We drive to Queens where another target runs a strip club as a front for money laundering. Petrov operation. Needs to be shut down. The club is mostly empty at two in the afternoon. A few regulars drinking at the bar. Two dancers on stage going through the motions for an audience that isn’t watching.

The manager sees us walk in and immediately heads for the back exit, but Marcus is faster. Catches him before he makes it to the door. Drags him into the office.

“Cassian Rourke,” the manager says, trying to smile like we’re friends. “What can I do for you?”

“You can tell me where the Petrov money is stored.”

“I don’t know what you’re talking about?—”

I shoot the computer on his desk. The monitor explodes. Glass and plastic everywhere.

“Try again.”

He’s shaking now. “The safe. Behind the painting. Please don’t kill me. I’m just the manager. I don’t know anything about?—”

Declan opens the safe. Inside is cash. A lot of cash. Two hundred thousand minimum.

“This goes to Petrov operations?” I ask.

The manager nods.

“Not anymore.”

We take the cash. All of it. Load it into bags and walk out while the manager watches. He’ll tell Viktor’s people what happened. They’ll understand the message. Everything the Petrovs built isbeing dismantled. Piece by piece. Business by business. Until nothing remains.

Over the next two weeks, we hit every Petrov operation in the city. Strip clubs, restaurants, illegal gambling dens, warehouses where they store contraband. We don’t negotiate. Don’t offer deals. Just walk in, take what’s valuable, and eliminate anyone who resists.

The money gets redistributed. Some to my people. Some to Julian’s. Some to legitimate charities because even dirty money can do good in the right hands.

The territory gets absorbed. Areas the Petrovs controlled now belong to me or to Julian or to other organizations we have alliances with. The map of the city shifts. Petrov red zones disappear and get colored over with blue for Rourke or green for Vance.

Other families notice. The Italians send a representative to a meeting Julian arranged. He sits across from me in a neutral restaurant and asks direct questions about what happens to families who cross us.

“The Petrovs came after my family,” I say. “They kidnapped the mother of my children. Tortured her. Threatened to kill her. What do you think happens to people who do that?”

“Complete annihilation.”

“Yes.”

“And if someone didn’t come after your family? If there was a misunderstanding or an accident?”

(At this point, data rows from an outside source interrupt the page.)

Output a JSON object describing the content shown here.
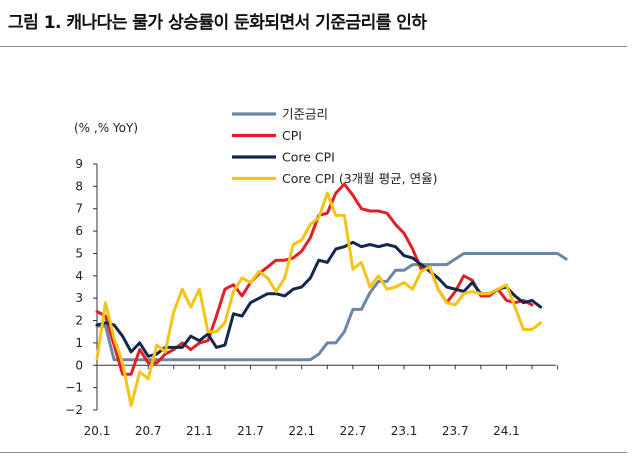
{
  "header": {
    "title": "그림 1. 캐나다는 물가 상승률이 둔화되면서 기준금리를 인하"
  },
  "chart_data": {
    "type": "line",
    "title": "",
    "unit_label": "(% ,% YoY)",
    "xlabel": "",
    "ylabel": "",
    "ylim": [
      -2,
      9
    ],
    "yticks": [
      "9",
      "8",
      "7",
      "6",
      "5",
      "4",
      "3",
      "2",
      "1",
      "0",
      "−1",
      "−2"
    ],
    "yticks_values": [
      9,
      8,
      7,
      6,
      5,
      4,
      3,
      2,
      1,
      0,
      -1,
      -2
    ],
    "xticks": [
      "20.1",
      "20.7",
      "21.1",
      "21.7",
      "22.1",
      "22.7",
      "23.1",
      "23.7",
      "24.1"
    ],
    "xticks_months": [
      0,
      6,
      12,
      18,
      24,
      30,
      36,
      42,
      48
    ],
    "x_start": "2020-01",
    "legend_position": "top-center",
    "grid": false,
    "series": [
      {
        "name": "기준금리",
        "color": "#6b87a3",
        "values": [
          1.75,
          1.75,
          0.25,
          0.25,
          0.25,
          0.25,
          0.25,
          0.25,
          0.25,
          0.25,
          0.25,
          0.25,
          0.25,
          0.25,
          0.25,
          0.25,
          0.25,
          0.25,
          0.25,
          0.25,
          0.25,
          0.25,
          0.25,
          0.25,
          0.25,
          0.25,
          0.5,
          1.0,
          1.0,
          1.5,
          2.5,
          2.5,
          3.25,
          3.75,
          3.75,
          4.25,
          4.25,
          4.5,
          4.5,
          4.5,
          4.5,
          4.5,
          4.75,
          5.0,
          5.0,
          5.0,
          5.0,
          5.0,
          5.0,
          5.0,
          5.0,
          5.0,
          5.0,
          5.0,
          5.0,
          4.75
        ]
      },
      {
        "name": "CPI",
        "color": "#e01f26",
        "values": [
          2.4,
          2.2,
          0.9,
          -0.4,
          -0.4,
          0.7,
          0.1,
          0.1,
          0.5,
          0.7,
          1.0,
          0.7,
          1.0,
          1.1,
          2.2,
          3.4,
          3.6,
          3.1,
          3.7,
          4.1,
          4.4,
          4.7,
          4.7,
          4.8,
          5.1,
          5.7,
          6.7,
          6.8,
          7.7,
          8.1,
          7.6,
          7.0,
          6.9,
          6.9,
          6.8,
          6.3,
          5.9,
          5.2,
          4.3,
          4.4,
          3.4,
          2.8,
          3.3,
          4.0,
          3.8,
          3.1,
          3.1,
          3.4,
          2.9,
          2.8,
          2.9,
          2.7
        ]
      },
      {
        "name": "Core CPI",
        "color": "#14284b",
        "values": [
          1.8,
          1.9,
          1.8,
          1.3,
          0.6,
          1.0,
          0.4,
          0.5,
          0.8,
          0.8,
          0.8,
          1.3,
          1.1,
          1.4,
          0.8,
          0.9,
          2.3,
          2.2,
          2.8,
          3.0,
          3.2,
          3.2,
          3.1,
          3.4,
          3.5,
          3.9,
          4.7,
          4.6,
          5.2,
          5.3,
          5.5,
          5.3,
          5.4,
          5.3,
          5.4,
          5.3,
          4.9,
          4.8,
          4.5,
          4.2,
          3.9,
          3.5,
          3.4,
          3.3,
          3.7,
          3.2,
          3.2,
          3.4,
          3.5,
          3.1,
          2.8,
          2.9,
          2.6
        ]
      },
      {
        "name": "Core CPI (3개월 평균, 연율)",
        "color": "#f5c418",
        "values": [
          0.3,
          2.8,
          1.2,
          0.1,
          -1.8,
          -0.3,
          -0.6,
          0.9,
          0.6,
          2.4,
          3.4,
          2.6,
          3.4,
          1.5,
          1.5,
          1.9,
          3.3,
          3.9,
          3.7,
          4.2,
          3.9,
          3.3,
          3.9,
          5.4,
          5.6,
          6.3,
          6.6,
          7.7,
          6.7,
          6.7,
          4.3,
          4.6,
          3.5,
          4.0,
          3.4,
          3.5,
          3.7,
          3.4,
          4.2,
          4.4,
          3.4,
          2.8,
          2.7,
          3.2,
          3.3,
          3.2,
          3.2,
          3.4,
          3.6,
          2.6,
          1.6,
          1.6,
          1.9
        ]
      }
    ]
  }
}
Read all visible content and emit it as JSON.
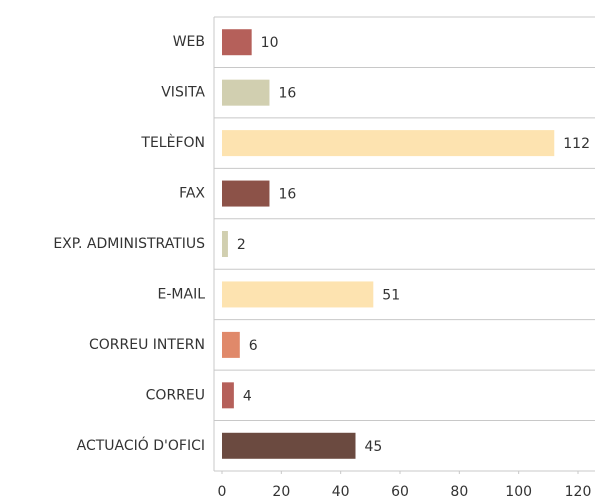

“Then we handle it like professionals. Negotiations. Compensation. Solutions that don’t require violence.”

He nods. Satisfied. “Good to know.”

The meeting ends with an understanding. The Italians won’t move on Rourke territory. We won’t move on theirs. Mutual respect through mutual fear.

The same conversation happens with the Irish. The Russians who aren’t affiliated with the Petrovs. The Chinese. Everyone who operates in the city gets the message delivered personally.

Touch my family and your organization disappears.

Most of them believe it. The ones who don’t are smart enough to keep their skepticism private.

Four weeks after the warehouse assault, Declan finally gets a hit on Alexei Petrov.

“Connecticut,” he says, showing me the surveillance photo. “Small town outside Hartford. He’s been living in a motel under a fake name.”